Acadian Gold (ADA-V) is hoping to move to early production at the Scotia Zinc project near Gays River, N.S., after receiving results of a recent feasibility study.
The project, which Acadia acquired from HudBay Minerals (HBM-T) in June for $7.5 million, already has a mill, which would need to be refurbished. Some permits must be updated but the only other physical work needed before open-pit mining could start is pre-stripping.
The study, by Halifax-based consulting firm MineTech International, calculated a reserve of 4.6 million tonnes grading 3.6% zinc and 1.7% lead, within a measured and indicated resource of 5.2 million tonnes at an average 4.1% zinc and 2% lead. Another 1.8 million tonnes is inferred, at grades of 3.1% zinc and 1.1% lead.
The deposit, hosted in carbonate rocks, has a near-surface zone where open pit mining is planned, and a moderately dipping deeper zone that could be mined from underground starting in the sixth year of mining. The underground mine would have decline access rather than a shaft.
The property has a 1,350-tonne-per-day mill, which in previous operation handled daily throughputs of up to 2,000 tonnes. About $11.9 million, including a $6-million contingency provision, will be needed to refurbish the mill and bring the project into production.

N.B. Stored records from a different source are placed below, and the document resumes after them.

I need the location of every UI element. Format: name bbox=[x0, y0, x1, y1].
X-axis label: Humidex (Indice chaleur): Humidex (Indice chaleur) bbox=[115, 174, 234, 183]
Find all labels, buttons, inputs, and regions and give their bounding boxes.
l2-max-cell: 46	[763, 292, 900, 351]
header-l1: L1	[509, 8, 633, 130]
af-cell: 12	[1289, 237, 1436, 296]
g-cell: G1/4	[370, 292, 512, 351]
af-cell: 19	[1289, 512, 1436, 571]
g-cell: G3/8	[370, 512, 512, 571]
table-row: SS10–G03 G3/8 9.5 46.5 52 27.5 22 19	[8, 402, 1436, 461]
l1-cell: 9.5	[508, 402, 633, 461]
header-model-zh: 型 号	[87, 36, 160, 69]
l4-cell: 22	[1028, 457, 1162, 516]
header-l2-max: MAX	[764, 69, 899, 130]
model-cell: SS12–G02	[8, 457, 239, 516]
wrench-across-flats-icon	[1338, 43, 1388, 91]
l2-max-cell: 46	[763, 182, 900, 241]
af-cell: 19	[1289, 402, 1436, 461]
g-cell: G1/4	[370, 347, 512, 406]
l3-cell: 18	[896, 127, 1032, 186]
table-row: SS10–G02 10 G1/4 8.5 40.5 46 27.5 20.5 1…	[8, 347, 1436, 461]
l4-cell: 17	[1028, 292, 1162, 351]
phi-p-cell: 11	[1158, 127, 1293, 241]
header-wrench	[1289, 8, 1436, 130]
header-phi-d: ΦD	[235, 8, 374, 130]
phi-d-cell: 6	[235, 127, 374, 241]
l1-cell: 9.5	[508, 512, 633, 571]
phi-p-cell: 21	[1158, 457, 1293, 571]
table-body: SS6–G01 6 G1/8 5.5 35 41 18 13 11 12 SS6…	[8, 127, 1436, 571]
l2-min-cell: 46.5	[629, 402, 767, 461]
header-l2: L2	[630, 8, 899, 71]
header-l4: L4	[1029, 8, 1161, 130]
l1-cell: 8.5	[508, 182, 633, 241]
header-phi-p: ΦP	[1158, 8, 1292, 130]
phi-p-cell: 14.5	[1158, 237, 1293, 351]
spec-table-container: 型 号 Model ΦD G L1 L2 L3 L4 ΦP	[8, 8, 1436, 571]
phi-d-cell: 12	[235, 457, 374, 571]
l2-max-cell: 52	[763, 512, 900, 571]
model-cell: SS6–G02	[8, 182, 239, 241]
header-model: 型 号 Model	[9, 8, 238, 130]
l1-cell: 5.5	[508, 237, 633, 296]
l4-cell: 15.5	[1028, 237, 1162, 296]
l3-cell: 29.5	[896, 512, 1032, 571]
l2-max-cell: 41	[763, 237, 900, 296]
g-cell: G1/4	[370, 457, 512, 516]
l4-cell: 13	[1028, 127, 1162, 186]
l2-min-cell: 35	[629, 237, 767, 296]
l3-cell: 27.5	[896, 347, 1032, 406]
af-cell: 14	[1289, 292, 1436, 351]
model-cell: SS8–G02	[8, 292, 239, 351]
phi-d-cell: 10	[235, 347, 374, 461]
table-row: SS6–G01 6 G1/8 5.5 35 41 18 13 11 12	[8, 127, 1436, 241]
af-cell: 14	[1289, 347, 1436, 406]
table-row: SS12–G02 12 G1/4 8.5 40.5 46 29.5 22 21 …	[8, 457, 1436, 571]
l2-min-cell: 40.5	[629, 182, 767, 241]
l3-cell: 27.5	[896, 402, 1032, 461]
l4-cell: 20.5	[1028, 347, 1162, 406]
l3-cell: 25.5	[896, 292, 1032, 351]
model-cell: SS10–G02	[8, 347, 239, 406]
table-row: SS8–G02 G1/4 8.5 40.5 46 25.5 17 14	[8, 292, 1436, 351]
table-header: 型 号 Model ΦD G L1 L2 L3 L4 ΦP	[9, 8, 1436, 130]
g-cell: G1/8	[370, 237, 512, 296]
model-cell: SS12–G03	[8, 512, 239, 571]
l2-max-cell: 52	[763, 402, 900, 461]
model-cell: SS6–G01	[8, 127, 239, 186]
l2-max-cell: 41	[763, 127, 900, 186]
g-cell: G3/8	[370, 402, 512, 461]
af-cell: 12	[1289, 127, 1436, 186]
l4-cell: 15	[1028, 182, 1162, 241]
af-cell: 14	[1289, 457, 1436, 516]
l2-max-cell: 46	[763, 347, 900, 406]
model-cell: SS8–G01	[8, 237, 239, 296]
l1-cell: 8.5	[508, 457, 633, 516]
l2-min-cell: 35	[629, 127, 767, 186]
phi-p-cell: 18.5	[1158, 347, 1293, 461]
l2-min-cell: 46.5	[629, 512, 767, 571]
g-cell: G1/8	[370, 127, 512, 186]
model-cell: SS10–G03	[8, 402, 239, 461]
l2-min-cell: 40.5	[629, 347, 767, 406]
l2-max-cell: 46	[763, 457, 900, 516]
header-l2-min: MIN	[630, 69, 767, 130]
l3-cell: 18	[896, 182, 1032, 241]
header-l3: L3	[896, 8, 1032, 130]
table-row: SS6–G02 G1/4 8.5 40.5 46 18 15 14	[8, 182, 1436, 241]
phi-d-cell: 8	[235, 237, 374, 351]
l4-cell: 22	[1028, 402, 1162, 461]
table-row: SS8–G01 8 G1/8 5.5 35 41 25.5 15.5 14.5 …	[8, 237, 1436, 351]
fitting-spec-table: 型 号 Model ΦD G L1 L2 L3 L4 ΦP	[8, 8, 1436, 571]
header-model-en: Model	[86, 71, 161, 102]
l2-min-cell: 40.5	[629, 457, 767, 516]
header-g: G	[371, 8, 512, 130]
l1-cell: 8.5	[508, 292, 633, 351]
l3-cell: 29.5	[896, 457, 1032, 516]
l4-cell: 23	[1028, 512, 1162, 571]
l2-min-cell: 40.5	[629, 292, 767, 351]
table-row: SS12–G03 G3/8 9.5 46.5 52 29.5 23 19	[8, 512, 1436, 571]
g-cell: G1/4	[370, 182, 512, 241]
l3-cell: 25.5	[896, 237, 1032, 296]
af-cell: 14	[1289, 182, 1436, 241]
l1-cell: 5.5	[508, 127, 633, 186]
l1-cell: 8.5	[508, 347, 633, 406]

Cash production costs are expected to be around US34 per lb. (US$750 per tonne) zinc. The project would produce 18,000 tonnes zinc and 7,500 tonnes lead annually.
Cash flow models show a net present value of $74 million at an 8% discount rate, with an internal rate of return of 76%. That model assumed prices of US$2,430 per tonne (US$1.10 per lb.) for zinc and US$880 per tonne (US40 per lb.) for lead.